Nonostante l’Italia abbia dato un’accelerata al processo di digitalizzazione, il gap rispetto agli altri paesi europei è notevole: in un rapporto del CER (Centro Europa Ricerche) si evidenzia come il nostro paese, anche se gli altri del Sud Europa sono in ritardo su questo spetto, si posiziona al quint’ultimo posto nella classifica europea. Il primato va alle economie del Nord: Danimarca, Finlandia, Olanda, Lussemburgo e Regno Unito, mentre per gli altri si segnala un grave deficit di digitalizzazione per le imprese, le famiglie e la pubblica amministrazione.

Verso chi dobbiamo puntare il dito?

Possiamo dire che dal 2015 quando partirono i lavori per coprire le zone non connesse, una serie di ricorsi ed intoppi burocratici contro la società che si era aggiudicata la concessione, hanno permesso solo al 20% della popolazione l’utilizzo della banda ultralarga.

C’è da dire anche che le persone non sono ancora abituate a pensare al digitale, come non lo sono le aziende: anche laddove internet è presente infatti, l’arretratezza culturale e lo scarso interesse delle piccole aziende (nell’ultimo anno dal 38% al 51% indagine del Politecnico di Milano) non permettono un’operatività digitale.

In questo contesto di emergenza dove tutti siamo stati “costretti” al telelavoro, le società hanno dovuto mettere in pratica l’arte di arrangiasi: si sono infatti ritrovate con gli stessi dipendenti ma che non erano in grado di utilizzare i programmi. Nelle stesse acque naviga la Pubblica Amministrazione che per legge dal 2018, dovrebbe consentire al 10% del personale lo smart working. Si scopre invece che solo il 16% dei dipartimenti ha aderito a tele iniziativa e con addetti poco digitalizzati.

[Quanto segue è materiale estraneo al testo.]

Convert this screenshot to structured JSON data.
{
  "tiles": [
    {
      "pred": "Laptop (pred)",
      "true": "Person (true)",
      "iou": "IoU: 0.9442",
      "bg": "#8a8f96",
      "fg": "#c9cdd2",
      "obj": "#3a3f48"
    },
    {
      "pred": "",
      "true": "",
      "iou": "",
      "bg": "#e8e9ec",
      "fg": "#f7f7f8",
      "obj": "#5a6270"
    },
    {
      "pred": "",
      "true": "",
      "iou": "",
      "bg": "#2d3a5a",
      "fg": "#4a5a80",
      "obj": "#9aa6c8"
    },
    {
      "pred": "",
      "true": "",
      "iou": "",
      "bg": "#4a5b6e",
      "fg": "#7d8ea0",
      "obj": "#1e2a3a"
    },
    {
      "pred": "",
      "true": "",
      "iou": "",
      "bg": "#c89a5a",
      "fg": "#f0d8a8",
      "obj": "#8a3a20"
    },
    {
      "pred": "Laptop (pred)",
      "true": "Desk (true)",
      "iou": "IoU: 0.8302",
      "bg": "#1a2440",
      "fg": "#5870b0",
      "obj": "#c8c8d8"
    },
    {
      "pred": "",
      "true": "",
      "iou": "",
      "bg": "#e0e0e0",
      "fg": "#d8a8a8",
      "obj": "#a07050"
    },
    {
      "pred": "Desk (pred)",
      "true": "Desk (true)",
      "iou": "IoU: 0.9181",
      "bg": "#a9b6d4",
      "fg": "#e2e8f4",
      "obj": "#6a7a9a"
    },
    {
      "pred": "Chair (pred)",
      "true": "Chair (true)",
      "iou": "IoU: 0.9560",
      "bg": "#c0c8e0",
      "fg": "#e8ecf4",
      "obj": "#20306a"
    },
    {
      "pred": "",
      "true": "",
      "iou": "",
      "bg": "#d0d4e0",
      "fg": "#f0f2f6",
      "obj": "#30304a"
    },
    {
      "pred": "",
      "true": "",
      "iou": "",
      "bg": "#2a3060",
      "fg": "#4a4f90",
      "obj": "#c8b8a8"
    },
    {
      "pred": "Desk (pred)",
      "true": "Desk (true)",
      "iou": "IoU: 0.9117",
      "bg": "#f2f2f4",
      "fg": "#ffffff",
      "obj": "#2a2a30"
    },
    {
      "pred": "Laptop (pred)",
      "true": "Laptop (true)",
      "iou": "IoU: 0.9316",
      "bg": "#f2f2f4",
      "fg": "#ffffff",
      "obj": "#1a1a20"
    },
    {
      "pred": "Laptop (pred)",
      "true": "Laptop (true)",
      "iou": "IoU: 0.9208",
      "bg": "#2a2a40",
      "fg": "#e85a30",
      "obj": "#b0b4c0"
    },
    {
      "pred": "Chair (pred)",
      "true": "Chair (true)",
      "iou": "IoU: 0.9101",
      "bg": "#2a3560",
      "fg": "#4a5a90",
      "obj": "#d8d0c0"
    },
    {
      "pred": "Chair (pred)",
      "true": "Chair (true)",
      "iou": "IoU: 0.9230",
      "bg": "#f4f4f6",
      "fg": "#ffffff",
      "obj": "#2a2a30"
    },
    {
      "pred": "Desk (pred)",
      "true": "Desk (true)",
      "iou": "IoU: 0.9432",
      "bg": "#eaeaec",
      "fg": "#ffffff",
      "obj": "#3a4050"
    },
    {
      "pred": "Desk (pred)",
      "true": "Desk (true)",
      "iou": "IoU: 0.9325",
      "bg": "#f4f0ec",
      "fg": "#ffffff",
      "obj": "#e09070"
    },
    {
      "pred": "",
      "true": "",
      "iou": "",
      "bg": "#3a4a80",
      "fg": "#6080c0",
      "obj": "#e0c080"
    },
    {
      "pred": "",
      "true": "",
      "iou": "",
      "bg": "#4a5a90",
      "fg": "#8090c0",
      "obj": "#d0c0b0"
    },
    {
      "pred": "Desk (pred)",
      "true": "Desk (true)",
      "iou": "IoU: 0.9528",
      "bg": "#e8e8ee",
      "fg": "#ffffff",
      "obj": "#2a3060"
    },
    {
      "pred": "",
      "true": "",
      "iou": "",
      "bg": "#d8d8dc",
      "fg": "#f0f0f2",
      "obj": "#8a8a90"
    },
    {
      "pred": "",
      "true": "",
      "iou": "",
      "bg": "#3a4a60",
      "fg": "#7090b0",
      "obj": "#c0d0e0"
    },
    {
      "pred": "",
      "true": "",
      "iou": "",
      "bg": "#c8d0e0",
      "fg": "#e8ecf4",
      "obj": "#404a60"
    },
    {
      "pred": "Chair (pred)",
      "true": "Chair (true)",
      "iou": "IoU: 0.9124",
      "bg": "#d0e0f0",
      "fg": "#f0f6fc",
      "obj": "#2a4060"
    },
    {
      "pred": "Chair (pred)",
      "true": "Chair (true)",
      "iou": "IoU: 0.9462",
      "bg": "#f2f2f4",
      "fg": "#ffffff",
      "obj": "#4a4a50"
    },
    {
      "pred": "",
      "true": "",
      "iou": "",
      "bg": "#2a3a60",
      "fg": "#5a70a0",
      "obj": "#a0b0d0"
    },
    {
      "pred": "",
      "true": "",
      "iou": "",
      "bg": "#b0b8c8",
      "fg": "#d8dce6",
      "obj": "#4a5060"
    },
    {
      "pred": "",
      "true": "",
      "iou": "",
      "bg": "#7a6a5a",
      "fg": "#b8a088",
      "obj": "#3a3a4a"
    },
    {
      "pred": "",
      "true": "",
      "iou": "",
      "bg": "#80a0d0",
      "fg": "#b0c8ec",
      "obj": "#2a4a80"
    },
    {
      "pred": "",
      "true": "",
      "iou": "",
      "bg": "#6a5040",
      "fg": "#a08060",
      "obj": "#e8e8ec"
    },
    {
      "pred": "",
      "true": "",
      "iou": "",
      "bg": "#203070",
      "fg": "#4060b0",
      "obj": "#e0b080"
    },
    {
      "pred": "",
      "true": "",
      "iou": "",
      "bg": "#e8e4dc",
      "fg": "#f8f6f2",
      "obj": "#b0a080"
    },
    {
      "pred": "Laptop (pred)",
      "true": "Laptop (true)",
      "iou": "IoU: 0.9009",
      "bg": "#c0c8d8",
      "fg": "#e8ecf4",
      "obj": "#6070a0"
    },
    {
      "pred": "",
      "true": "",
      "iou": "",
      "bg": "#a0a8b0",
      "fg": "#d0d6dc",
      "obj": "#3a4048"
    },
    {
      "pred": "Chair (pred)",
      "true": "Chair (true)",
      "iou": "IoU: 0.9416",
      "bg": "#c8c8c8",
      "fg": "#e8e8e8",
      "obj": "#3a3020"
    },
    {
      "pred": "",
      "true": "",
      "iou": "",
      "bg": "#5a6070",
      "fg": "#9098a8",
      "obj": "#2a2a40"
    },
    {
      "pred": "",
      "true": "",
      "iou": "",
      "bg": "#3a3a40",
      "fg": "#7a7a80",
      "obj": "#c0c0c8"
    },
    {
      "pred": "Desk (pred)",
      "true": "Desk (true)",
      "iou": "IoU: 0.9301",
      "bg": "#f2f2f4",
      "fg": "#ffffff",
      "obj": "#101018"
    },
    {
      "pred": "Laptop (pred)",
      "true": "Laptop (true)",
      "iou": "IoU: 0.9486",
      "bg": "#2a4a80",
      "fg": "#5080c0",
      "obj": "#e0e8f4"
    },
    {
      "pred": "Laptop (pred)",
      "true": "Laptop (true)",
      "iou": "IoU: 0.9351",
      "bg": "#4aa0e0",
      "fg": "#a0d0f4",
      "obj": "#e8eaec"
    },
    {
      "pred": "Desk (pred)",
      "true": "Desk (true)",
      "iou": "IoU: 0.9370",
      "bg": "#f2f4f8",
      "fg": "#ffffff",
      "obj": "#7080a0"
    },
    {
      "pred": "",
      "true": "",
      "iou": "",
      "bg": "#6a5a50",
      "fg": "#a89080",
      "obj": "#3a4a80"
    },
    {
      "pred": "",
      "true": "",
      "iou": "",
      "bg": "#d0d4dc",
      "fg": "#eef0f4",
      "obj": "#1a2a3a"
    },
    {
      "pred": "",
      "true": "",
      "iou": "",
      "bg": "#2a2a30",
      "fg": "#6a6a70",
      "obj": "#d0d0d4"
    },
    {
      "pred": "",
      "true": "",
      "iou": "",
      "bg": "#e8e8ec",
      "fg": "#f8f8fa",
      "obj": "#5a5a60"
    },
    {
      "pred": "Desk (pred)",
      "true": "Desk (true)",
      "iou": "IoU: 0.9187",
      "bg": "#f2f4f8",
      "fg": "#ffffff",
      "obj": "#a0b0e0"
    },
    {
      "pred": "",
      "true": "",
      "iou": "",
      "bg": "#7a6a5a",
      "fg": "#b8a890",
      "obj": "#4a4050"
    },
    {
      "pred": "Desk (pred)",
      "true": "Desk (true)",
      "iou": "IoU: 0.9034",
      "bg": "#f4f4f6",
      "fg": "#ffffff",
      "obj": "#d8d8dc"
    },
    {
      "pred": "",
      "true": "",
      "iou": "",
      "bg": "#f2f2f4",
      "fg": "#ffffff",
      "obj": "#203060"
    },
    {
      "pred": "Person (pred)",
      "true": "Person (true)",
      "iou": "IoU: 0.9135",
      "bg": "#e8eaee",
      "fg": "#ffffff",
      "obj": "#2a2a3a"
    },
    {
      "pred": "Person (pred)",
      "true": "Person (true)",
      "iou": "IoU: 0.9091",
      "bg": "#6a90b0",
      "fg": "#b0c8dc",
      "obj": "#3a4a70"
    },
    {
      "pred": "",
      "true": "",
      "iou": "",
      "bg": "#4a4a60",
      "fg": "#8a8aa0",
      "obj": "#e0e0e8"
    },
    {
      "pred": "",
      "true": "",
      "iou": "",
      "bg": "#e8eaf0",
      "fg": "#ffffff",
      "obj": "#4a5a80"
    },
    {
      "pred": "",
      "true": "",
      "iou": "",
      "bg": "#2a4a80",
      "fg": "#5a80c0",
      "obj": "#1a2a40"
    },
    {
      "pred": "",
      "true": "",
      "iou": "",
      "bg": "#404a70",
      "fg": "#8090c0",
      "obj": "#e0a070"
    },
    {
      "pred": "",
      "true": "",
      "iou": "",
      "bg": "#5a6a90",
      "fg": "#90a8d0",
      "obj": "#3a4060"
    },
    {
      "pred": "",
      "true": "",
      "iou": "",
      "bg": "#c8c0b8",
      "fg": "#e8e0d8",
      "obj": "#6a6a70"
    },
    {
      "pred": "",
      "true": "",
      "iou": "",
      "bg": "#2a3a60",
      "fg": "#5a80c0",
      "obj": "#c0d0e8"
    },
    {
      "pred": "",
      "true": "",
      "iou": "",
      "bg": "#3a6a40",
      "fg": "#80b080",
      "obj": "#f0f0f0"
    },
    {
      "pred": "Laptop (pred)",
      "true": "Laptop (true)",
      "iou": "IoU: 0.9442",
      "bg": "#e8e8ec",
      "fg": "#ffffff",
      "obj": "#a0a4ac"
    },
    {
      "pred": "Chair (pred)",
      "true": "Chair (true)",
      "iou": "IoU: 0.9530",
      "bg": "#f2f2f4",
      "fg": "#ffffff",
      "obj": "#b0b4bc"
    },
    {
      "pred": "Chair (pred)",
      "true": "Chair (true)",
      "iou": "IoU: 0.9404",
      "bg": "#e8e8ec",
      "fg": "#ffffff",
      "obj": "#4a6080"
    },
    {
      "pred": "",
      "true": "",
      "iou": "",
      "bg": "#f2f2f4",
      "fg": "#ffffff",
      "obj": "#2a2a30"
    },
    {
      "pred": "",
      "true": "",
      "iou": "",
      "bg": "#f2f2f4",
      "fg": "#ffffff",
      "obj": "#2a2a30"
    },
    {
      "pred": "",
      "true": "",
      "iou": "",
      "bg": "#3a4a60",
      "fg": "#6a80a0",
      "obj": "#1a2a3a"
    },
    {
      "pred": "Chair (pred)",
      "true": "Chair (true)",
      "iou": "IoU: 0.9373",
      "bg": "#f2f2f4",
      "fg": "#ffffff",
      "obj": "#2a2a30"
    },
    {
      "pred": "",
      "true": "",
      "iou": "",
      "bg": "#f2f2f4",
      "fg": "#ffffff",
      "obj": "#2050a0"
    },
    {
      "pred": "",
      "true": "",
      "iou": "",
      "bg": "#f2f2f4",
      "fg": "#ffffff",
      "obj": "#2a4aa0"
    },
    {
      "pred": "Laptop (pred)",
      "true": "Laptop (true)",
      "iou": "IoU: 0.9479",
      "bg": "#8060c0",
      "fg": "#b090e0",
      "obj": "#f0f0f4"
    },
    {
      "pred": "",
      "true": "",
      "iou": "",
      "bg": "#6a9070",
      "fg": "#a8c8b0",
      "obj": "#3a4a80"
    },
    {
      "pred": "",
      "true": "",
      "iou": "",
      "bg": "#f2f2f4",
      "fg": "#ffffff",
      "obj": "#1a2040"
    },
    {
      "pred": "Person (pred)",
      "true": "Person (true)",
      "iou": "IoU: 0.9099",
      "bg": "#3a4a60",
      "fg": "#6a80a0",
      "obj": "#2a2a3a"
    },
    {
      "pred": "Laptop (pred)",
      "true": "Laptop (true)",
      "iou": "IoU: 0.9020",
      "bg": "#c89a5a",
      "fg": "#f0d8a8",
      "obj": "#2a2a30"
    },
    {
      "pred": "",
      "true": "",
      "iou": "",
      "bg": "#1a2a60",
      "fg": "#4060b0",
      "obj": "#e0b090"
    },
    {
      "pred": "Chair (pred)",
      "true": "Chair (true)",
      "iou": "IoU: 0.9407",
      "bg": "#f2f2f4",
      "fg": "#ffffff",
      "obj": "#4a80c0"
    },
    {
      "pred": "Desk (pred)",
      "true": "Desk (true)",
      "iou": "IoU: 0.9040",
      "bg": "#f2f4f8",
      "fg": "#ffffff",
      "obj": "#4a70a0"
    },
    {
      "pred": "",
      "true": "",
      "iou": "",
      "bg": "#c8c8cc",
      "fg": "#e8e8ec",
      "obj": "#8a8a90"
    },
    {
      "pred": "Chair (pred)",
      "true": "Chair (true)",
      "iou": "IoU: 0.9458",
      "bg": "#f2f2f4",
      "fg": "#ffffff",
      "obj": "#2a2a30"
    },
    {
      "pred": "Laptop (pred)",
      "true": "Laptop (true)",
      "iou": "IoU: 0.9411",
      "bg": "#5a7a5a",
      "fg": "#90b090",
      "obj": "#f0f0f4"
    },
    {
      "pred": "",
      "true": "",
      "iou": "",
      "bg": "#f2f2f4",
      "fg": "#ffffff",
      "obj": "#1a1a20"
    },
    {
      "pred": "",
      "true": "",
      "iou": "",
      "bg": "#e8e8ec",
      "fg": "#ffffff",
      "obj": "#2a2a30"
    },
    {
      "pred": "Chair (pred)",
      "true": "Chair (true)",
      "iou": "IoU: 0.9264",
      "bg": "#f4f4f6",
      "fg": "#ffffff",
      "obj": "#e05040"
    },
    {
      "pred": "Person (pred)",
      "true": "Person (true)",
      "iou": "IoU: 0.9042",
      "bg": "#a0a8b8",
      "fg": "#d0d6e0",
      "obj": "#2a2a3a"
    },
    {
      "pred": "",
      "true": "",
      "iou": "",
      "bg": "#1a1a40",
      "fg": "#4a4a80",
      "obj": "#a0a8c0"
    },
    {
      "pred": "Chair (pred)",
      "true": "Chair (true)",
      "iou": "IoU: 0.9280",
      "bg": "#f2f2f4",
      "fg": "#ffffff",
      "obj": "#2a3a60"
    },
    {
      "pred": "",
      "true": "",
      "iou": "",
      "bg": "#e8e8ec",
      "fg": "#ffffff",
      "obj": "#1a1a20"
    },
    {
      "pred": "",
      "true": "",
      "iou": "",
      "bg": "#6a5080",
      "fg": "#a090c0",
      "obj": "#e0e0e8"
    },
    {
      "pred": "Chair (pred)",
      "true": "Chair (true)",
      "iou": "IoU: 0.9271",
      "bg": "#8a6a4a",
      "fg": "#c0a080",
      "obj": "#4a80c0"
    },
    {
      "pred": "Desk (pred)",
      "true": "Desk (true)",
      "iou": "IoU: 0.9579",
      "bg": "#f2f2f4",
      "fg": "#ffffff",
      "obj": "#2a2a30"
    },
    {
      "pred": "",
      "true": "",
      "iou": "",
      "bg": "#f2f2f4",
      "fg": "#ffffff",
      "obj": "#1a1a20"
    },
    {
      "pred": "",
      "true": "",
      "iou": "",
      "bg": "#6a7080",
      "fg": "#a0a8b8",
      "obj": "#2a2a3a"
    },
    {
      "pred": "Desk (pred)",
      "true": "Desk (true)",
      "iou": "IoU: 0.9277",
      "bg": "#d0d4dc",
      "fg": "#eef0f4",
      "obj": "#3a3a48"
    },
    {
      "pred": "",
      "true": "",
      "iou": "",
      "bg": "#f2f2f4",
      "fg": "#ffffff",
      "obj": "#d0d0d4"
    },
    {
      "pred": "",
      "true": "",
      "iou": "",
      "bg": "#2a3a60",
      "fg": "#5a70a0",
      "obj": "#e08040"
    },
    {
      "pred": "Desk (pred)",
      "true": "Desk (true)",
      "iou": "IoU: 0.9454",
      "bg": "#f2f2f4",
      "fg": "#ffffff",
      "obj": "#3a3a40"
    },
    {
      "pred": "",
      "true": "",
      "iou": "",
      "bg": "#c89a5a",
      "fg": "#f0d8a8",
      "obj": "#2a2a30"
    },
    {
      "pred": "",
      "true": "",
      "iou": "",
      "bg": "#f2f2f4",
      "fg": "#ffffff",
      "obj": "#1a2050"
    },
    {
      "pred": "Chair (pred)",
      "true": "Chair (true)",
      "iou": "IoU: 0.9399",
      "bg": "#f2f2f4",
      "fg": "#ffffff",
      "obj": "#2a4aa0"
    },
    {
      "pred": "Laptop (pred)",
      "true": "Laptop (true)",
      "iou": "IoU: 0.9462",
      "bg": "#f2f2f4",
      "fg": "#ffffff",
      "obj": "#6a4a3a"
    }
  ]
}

Fatto è che la sperimentazione non sta avvenendo nel migliore dei modi. Si pensi infatti che proprio per l’emergenza sanitaria, molte aziende così come la PA hanno consentito ai propri dipendenti di lavorare da casa utilizzando il proprio computer, purché non si aumentino i costi per gli uffici pubblici. Le grandi imprese invece che già da tempo si erano organizzate, pare reggano nel migliore dei modi all’ordinanza ministeriale. Società di telecomunicazioni, grandi banche, assicurazioni, utility, e anche le fabbriche più avanzate non hanno dovuto stravolgere il loro piano. La Siemens ad esempio aveva già 3.300 dipendenti in s.w., oppure l’ Eni che aveva 4.500 in modalità smart, e,in emergenza se ne sono aggiunti altri 11.000 e cosi tante altre grandi società che, in pochi giorni non hanno avuto difficoltà nel continuare la propria attività lavorativa in s.w. (Qui l’elenco delle aziende. Fonte documento: dataroom Gabanelli)

Questa tipologia di continuità lavorativa obbligata con il telelavoro nell’attuale contesto di pandemia COVID, di certo non deve diventare una “normalità”.

Anche se una ricerca DOXA ha evidenziato che il 90% delle aziende è  soddisfatta dei risultati in termini di efficienza e operatività, ci si auspica che nel prossimo futuro, ad emergenza terminata ci sia una negoziazione di questa modalità lavorativa sia a livello individuale, aziendale che nei contratti collettivi.